A imprensa brasileira tem essa vocação poética de transformar decalque em manchete, manchete em hábito e hábito em “novo português”. E amanhã a gente lê: “Jogador perde primeiro turno”,
“Técnico perde seqüência de jogos”,
até que um dia alguém “perde o campeonato inteiro” só porque estava no departamento médico tomando Gatorade.

No fim das contas, quem perdeu mesmo foi o português. E perdeu feio. Sem VAR. Sem recurso.
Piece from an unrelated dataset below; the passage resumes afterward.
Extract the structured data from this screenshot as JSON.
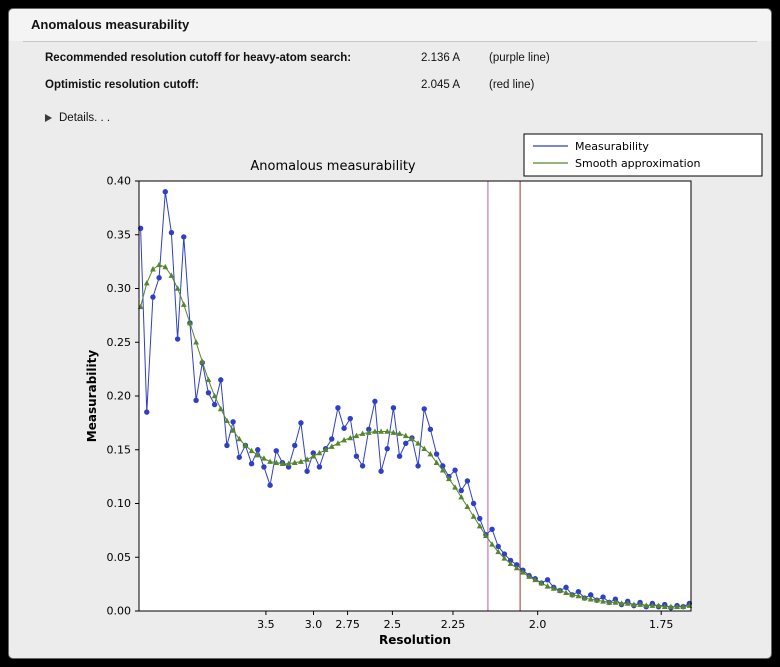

Sem súmula.

Mas tudo bem: domingo tem rodada, segunda tem manchete, e terça tem mais um verbo sendo seqüestrado pelo bilingüismo apressado da nossa imprensa.

E eu estarei aqui, firme, com meu binóculo lingüístico, procurando onde foi parar a coerência — porque, pelo visto, essa sim o pessoal perdeu mesmo.
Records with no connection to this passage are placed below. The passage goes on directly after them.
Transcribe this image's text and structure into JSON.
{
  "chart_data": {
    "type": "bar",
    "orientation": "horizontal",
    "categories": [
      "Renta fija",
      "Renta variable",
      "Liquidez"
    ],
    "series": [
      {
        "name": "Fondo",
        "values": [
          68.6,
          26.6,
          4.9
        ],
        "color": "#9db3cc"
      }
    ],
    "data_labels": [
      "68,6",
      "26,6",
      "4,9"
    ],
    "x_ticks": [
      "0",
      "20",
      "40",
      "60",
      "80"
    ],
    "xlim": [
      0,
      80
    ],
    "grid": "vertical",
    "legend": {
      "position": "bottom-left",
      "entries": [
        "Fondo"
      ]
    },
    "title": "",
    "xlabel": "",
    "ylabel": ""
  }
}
A Crise Que Virou Montanha-Russa Sem Trilho


Se tem uma coisa que me diverte — e me desespera, mas com aquele desespero gostoso de quem joga dominó num velório — é o entusiasmo da imprensa nacional em praticar arapucas linguísticas como se fossem esporte olímpico. Hoje, por exemplo, descobri que crises no Brasil agora são escaláveis. Não no sentido de ficarem maiores, veja bem, mas no sentido literal de você poder escalar a danada, como quem sobe o Pico do Jaraguá com uma garrafinha d’água e a dignidade nas mãos.

A manchete da vez do UOL diz, rufem os tambores desafinados:


“Motta e Alcolumbre escalam crise e não vão à cerimônia de sanção do IR.”

Escalam.

Crise.

É disso que eu tô falando.

Nenhuma corda, nenhum mosquetão, nenhum guia alpino. Só a boa e velha preguiça intelectual que faz o redator olhar para o inglês to escalate e pensar: “Puxa, é bonito, vou usar”. O problema é que, no português, o verbo não significa isso. No português, “escalar a crise” parece mais “tentar subir nela”, o que, convenhamos, é uma imagem excelente para a política brasileira: um bando de gente tentando se agarrar a uma parede lisa, escorregadia, e ainda batendo no peito como se fosse natural.

Mas erro é erro, mesmo quando sai no jornal — aliás, principalmente quando sai no jornal. É por isso que eu digo: o decalque é a mula-sem-cabeça do texto. Não serve pra montar, não serve pra puxar, não sabe nem pra onde vai. Só aparece pra assustar a língua e deixar rastros de ferrugem sintática.

Em vez de “escalar”, tínhamos opções honestas, de pedigree, domésticas, criadas com ração nacional e sem influência do dólar: “agravam”, “acentuam”, “ampliam”, “esticam a corda” — mas não, o redator preferiu o inglês requentado, enfiado no microondas da pressa.

E assim seguimos, tropeçando em manchetes cada vez mais bilíngües, cada vez mais semânticas de aplicativo, cada vez mais com cara de quem estudou meia página de gramática e achou que era poliglota. A língua, coitada, só observa do canto, com aquele olhar de tia velha que sabe que vai sobrar pra ela limpar a bagunça.

No fim das contas, Motta e Alcolumbre não escalaram crise nenhuma. Quem escalou — e escorregou — foi o próprio UOL. E caiu feio.

Mas tudo bem. Amanhã tem outra manchete. E outra corda bamba. E outro redator se achando alpinista sem ter aprendido a amarrar o cadarço.

Porque, no Brasil, até a crise é climbable. Ou quase.